The estuarine systems are submitted to the terrestrial and anthropogenic influence and the nutrients as N and P reveal the terrestrial inputs from land to the estuary as well as the E. coli demonstrate the human influence on the sanitary condition of the hydrological system. Besides it, the aquatic system presents strategies to metabolize the nutrient inputs and the microbial conditions as the case of dissolved oxygen and salinity that act on the E. coli surviving and in availability of nutrients.

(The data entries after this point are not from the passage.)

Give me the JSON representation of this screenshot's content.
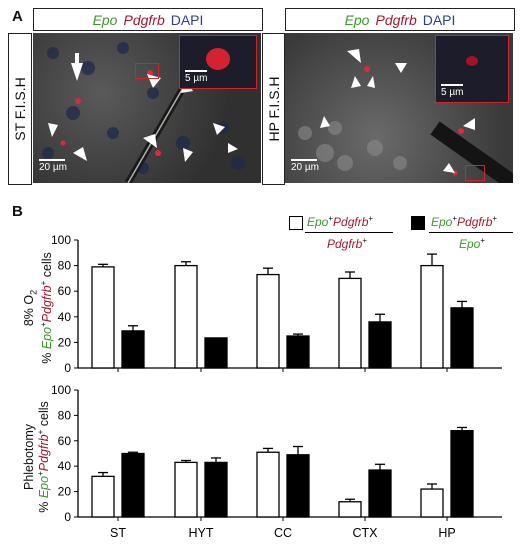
{
  "figure": {
    "panel_a": "A",
    "panel_b": "B",
    "caption": {
      "epo": "Epo",
      "pdgfrb": "Pdgfrb",
      "dapi": "DAPI"
    },
    "left_label": "ST F.I.S.H",
    "right_label": "HP F.I.S.H",
    "scale_large": "20 µm",
    "scale_small": "5 µm"
  },
  "legend": {
    "white": {
      "num_epo": "Epo",
      "num_sup1": "+",
      "num_pdg": "Pdgfrb",
      "num_sup2": "+",
      "den": "Pdgfrb",
      "den_sup": "+"
    },
    "black": {
      "num_epo": "Epo",
      "num_sup1": "+",
      "num_pdg": "Pdgfrb",
      "num_sup2": "+",
      "den": "Epo",
      "den_sup": "+"
    }
  },
  "chart_data": [
    {
      "type": "bar",
      "condition": "8% O",
      "condition_sub": "2",
      "ylabel_pct": "%",
      "ylabel_epo": "Epo",
      "ylabel_sup1": "+",
      "ylabel_pdg": "Pdgfrb",
      "ylabel_sup2": "+",
      "ylabel_suffix": "cells",
      "ylim": [
        0,
        100
      ],
      "yticks": [
        "0",
        "20",
        "40",
        "60",
        "80",
        "100"
      ],
      "categories": [
        "ST",
        "HYT",
        "CC",
        "CTX",
        "HP"
      ],
      "series": [
        {
          "values": [
            79,
            80,
            73,
            70,
            80
          ],
          "errors": [
            2,
            3,
            5,
            5,
            9
          ],
          "color": "#ffffff"
        },
        {
          "values": [
            29,
            23.5,
            25,
            36,
            47
          ],
          "errors": [
            4,
            0,
            1.5,
            6,
            5
          ],
          "color": "#000000"
        }
      ]
    },
    {
      "type": "bar",
      "condition": "Phlebotomy",
      "ylabel_pct": "%",
      "ylabel_epo": "Epo",
      "ylabel_sup1": "+",
      "ylabel_pdg": "Pdgfrb",
      "ylabel_sup2": "+",
      "ylabel_suffix": "cells",
      "ylim": [
        0,
        100
      ],
      "yticks": [
        "0",
        "20",
        "40",
        "60",
        "80",
        "100"
      ],
      "categories": [
        "ST",
        "HYT",
        "CC",
        "CTX",
        "HP"
      ],
      "series": [
        {
          "values": [
            32,
            43,
            51,
            12,
            22
          ],
          "errors": [
            3,
            1.5,
            3,
            2,
            4
          ],
          "color": "#ffffff"
        },
        {
          "values": [
            50,
            43,
            49,
            37,
            68
          ],
          "errors": [
            1,
            3.5,
            6.5,
            4.5,
            2.5
          ],
          "color": "#000000"
        }
      ]
    }
  ]
}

In this study, the results involving concentrations of dissolved inorganic nutrients and E. coli colonies in the environmental context considering river flow and physical and chemical distribution revealed distinct surface water biogeochemical behavior observed between dry and rainy weather conditions. In general, this study showed that the freshwater runoffs drive considerably the availability of nutrients, N-forms, and E. coli input, which together act on the microbial metabolism of this upper zone of the Bertioga estuarine Channel. The Crumaú River presented a lower self-depuration during the rainy period due to the fresher sewage (recently introduced), which was pointed out by the high concentrations of nutrients and E. coli observed in the surface waters of the downstream stations.

In both periods, the low oxygen saturation and high ammoniacal-N concentration demonstrated a domain of heterotrophic metabolism in the Crumaú upstream. On the other hand, in the downstream stations, the higher nutrient concentration and lower oxygen saturation observed in the rainy period responded to intensifying the river flow and the leaching of their banks. In summary, it is possible to attribute evident alternation in metabolism predominance (from autotrophic to heterotrophic) in the downstream zones of these tributary rivers of the Bertioga channel during events of high river flows. So, the influence of the river flow was evaluated and it is recommended a continuity of this kind of observation to better understand the metabolic processes that occur in the coastal zone with intense hydrodynamic and in different rain regimes.


The authors wish to express their gratitude to the João Miragaia Schmiegelow and João Alberto professors of Santa Cecília University, as well as to the employees of the Departments of Ecotoxicology, Biology and Chemistry of the same university.

Conflicts of Interest

The authors declare no conflicts of interest regarding the publication of this paper.